Chat about water safety, lake activities

  • On the first official day of summer, Kipp Walters, park ranger with the Corps of Engineers at Clinton Lake, will answer questions about water safety, as well as recreation opportunities at the lake.Submit a question

Around 8 a.m. every day, Buck Sanders shows up at Clinton Marina like the other employees – except Sanders doesn’t get paid.

Sanders, 86, has come to the marina nearly every day for about nine years to fish, do carpentry work and other odd jobs and “just sit around and shoot the bull” with everyone there, he says.

“It gives me a second home. It keeps me out of the bars, probably,” Sanders said.

Sanders comes out from his home on West 27th Street Terrace at about 8 a.m. – or a little before sunup if he plans to fish off the marina dock – and stays until about 11 a.m., chatting with or offering help to customers, employees or anyone else who wanders by. Then, some days, he comes back in the afternoon.

“He’s here more than the employees are,” marina manager Lee Kennedy said. “At least they take a few days off from time to time.”

When Sanders arrived in Lawrence in 1948, a sign listed the city’s population as 18,000, he said. He met Kennedy around that time when they worked at competing auto service stations at 23rd and Louisiana streets.

Sanders later worked as an aircraft mechanic and then moved in to carpentry. He helped build his own house, where he still lives, in 1952. Just this winter, he helped build the marina’s new office.

“He’s pretty spry for his age,” Kennedy said.

He also built the dining tables on the dock outside the Johnny’s Jerkwater Cafe restaurant at the marina. In return for that work, the eatery gives him free meals.

“He fixes darn near everything that’s broken,” marina owner Megan Hiebert said.

He began fishing at the marina 13 years ago, but he became a fixture after Hiebert bought the marina nine years ago.

“She didn’t know that when she bought the marina, I’d come with it,” Sanders said.

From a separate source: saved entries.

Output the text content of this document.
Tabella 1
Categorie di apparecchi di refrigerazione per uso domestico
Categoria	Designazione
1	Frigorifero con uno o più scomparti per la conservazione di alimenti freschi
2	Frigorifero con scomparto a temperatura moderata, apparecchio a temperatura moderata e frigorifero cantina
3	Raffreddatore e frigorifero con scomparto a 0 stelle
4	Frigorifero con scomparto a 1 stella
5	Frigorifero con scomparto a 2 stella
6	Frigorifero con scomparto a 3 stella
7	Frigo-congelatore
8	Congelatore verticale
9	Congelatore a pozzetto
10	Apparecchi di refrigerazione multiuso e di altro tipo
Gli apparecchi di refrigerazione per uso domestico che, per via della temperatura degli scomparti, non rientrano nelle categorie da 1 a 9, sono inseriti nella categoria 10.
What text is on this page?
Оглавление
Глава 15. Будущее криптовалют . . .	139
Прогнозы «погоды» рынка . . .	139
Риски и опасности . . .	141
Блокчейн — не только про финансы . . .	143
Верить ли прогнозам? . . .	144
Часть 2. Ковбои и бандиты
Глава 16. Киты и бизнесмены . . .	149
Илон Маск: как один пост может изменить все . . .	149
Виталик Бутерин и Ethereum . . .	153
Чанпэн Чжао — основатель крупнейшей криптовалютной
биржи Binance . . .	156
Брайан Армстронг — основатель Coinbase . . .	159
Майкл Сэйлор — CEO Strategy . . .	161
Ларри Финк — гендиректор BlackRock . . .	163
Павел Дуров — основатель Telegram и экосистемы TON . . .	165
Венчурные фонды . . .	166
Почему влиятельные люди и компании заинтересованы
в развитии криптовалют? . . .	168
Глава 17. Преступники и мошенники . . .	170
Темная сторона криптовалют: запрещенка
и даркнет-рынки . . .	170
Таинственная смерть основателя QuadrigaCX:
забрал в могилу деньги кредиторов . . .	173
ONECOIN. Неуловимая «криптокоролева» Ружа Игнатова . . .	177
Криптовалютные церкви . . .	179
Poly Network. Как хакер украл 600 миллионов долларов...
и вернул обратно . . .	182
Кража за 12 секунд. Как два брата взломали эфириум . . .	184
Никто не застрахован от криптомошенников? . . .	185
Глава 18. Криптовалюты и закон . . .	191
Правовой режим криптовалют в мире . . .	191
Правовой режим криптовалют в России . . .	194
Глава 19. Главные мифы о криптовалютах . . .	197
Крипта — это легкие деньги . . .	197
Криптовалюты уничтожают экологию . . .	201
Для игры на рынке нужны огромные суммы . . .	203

Ever since, the marina’s workers have enjoyed his companionship, along with the occasional catch of fish and tomatoes from his garden at home. Kennedy said Sanders was likely to strike up a friendship with anyone who wandered in.

“He never met a stranger,” Kennedy said.

Sanders said he had found a family of sorts at the marina.

“This place has probably kept me alive as long as I have been,” he said.